The side effect profile of the combination is consistent with that of olanzapine and fluoxetine, and includes asthenia, somnolence, tremor, diarrhea, dry mouth, increased appetite, and weight gain. In spite of a relatively low affinity for D2 receptors and limited problems with extrapyramidal side effects, olanzapine has been shown to significantly elevate prolactin, which may cause sexual dysfunction, osteoporosis, amenorrhea, gynecomastia, or galactorrhea (Saito et al 2004; Melkersson 2005). Tardive dyskinesia is a syndrome of abnormal involuntary movements induced by long-term use of D2 receptor blocking agents (eg, chlorpromazine). These movements involve the mouth, face, neck, trunk, or extremities, and can be disfiguring or debilitating. The rates of TD with all the atypical antipsychotics are low, but finite at less than 1%. However, any risk can be problematic given the availability of mood stabilizing drugs other than the antipsychotics.

The most salient concerns among practitioners, however, have been weight gain, elevated lipids, and type II diabetes with olanzapine (Newcomer 2005). The use of olanzapine has dropped sharply in the recent past, and the acceptance of the olanzapine–fluoxetine (Symbiax) combination has been modest. A number of strategies have been investigated for the control of weight gain. These include standard weight management methods (eg, diet and exercise counseling) (Ball et al 2001; Evans et al 2005). Furthermore, several drugs have been tried to reduce the weight gain problems. These include the putative appetite suppressing anti-convulsants topiramate (Levy et al 2003) or sibutramine (Henderson et al 2005), the histamine-2 antagonists (eg, nizatidine) (Cavazzoni et al 2003), or the selective norepinephrine uptake inhibitor reboxetine (Poyurovsky et al 2003). Although reboxetine is not available in the US, similarly acting drugs are available (eg, atomoxetine). Assertive weight management from the start of treatment is recommended. Moreover, weight should be monitored and waist circumference measurements can be used (Straker et al 2005). As well, blood lipids should be measured routinely. A suggested schedule would be 3, 6, and 12 months, and biannually thereafter (Baptista et al 2002; Chue and Kovacs et al 2003).

The potential for long-term antidepressant use to exacerbate bipolar disorder may affect the use of this fixed combination, in spite of the fact that both short- (Tohen, Vieta, et al 2003) and longer-term data do not support this concern. As well, the availability of other treatments, including alternative atypical antipsychotics, without weight gain problems has exacerbated this issue (Seemuller et al 2005). Although the data in bipolar disorder with other atypical drugs are more limited, practitioners have tended to select more weight neutral compounds. Treatments such as lamotrigine (Bowden et al 1999; Calabrese et al 1999) and lithium (Nemeroff et al 2001) also are often used, even though the data also are limited.

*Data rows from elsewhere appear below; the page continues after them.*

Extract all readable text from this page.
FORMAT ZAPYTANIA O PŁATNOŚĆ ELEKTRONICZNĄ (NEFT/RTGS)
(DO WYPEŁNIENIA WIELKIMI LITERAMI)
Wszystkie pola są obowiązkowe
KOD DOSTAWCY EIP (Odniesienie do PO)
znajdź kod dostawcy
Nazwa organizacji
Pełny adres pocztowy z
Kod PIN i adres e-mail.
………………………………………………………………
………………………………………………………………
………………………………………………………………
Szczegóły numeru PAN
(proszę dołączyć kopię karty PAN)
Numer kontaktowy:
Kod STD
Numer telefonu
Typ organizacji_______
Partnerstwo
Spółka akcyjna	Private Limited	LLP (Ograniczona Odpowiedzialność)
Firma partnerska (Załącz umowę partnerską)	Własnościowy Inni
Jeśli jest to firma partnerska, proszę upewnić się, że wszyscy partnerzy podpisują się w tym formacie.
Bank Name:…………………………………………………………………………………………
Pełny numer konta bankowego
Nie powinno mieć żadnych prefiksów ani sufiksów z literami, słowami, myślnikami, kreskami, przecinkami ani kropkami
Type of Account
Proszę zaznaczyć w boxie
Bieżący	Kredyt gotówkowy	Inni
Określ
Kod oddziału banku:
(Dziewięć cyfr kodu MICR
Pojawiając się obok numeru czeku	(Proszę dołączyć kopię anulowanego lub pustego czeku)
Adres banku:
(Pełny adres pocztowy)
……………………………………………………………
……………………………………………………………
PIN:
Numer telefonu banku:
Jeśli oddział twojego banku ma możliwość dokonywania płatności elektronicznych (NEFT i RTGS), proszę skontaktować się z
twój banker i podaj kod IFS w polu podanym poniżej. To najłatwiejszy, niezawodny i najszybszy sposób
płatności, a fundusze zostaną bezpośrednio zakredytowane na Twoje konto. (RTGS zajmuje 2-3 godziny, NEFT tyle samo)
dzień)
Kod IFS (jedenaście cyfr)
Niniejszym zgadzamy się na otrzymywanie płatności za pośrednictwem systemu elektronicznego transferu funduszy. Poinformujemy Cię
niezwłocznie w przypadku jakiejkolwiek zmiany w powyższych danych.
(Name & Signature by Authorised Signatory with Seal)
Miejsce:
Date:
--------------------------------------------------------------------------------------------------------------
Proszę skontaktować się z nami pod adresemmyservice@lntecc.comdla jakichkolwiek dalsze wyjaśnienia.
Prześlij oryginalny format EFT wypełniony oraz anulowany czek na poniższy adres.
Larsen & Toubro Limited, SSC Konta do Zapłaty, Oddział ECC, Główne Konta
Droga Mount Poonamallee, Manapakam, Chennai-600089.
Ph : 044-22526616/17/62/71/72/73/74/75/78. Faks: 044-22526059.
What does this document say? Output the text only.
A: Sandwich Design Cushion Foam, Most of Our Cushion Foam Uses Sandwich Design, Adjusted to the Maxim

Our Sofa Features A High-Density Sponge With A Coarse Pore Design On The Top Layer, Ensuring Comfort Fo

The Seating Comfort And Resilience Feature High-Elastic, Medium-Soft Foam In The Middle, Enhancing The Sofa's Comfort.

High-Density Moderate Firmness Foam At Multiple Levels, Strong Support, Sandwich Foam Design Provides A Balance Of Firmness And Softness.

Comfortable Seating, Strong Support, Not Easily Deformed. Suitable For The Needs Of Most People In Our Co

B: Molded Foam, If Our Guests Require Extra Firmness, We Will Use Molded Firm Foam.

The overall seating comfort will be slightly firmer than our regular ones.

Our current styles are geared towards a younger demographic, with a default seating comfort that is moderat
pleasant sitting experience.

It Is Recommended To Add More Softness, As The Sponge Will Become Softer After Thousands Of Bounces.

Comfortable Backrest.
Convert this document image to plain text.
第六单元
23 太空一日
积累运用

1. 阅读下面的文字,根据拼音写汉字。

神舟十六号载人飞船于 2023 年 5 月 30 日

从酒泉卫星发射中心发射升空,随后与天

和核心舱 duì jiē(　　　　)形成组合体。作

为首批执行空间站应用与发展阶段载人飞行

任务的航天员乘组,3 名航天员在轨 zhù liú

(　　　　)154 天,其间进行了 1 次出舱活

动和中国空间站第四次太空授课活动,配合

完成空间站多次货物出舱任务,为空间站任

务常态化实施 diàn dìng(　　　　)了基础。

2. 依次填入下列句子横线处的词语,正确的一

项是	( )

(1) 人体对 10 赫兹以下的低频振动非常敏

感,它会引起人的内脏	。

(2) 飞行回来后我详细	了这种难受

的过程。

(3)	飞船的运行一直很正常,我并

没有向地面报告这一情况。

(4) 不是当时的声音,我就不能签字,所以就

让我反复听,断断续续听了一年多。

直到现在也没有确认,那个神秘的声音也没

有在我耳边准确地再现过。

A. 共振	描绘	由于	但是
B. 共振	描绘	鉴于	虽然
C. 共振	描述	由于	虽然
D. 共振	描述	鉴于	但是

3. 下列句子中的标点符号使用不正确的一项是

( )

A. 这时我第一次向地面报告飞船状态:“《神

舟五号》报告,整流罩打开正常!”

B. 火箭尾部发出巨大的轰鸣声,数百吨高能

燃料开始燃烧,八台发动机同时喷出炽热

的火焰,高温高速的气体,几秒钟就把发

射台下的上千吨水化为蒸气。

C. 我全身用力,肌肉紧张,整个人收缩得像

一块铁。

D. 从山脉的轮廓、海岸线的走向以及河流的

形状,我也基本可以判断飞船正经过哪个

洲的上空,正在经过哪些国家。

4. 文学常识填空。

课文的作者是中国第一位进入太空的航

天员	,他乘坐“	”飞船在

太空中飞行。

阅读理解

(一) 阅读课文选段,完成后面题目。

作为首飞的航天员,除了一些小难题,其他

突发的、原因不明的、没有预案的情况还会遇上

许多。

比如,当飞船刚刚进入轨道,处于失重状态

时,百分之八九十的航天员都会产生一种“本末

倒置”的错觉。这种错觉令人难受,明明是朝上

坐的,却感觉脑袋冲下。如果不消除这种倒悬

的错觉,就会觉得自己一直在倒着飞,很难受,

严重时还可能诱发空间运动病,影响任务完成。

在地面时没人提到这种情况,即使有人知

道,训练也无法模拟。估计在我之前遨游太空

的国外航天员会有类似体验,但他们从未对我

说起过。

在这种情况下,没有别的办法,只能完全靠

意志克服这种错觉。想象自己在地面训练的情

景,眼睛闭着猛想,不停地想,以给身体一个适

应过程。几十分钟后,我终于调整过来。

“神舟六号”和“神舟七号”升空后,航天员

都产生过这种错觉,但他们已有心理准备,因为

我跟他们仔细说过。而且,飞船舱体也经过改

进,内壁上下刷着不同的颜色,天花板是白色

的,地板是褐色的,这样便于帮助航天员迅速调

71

It remains unclear whether the effect is limited to fluoxetine, or if other if other serotonin uptake inhibitors may be equally effective. In particular, practitioners have the option of adding olanzapine to another antidepressant and not switch to Symbiax. Finally, practitioners may not prefer to be limited to the available dosage combinations, even though they provide considerable flexibility.

Is this a renaissance of fixed combination psychotropics? Given its robust effect, Symbiax is an important alternative for bipolar depression, an extremely difficult-to-treat condition. Alternatively, uptake of the product has been limited, which is likely to be the result of a variety of issues. It remains to be seen whether this or any other fixed combination will become an important part of clinical practice in the future.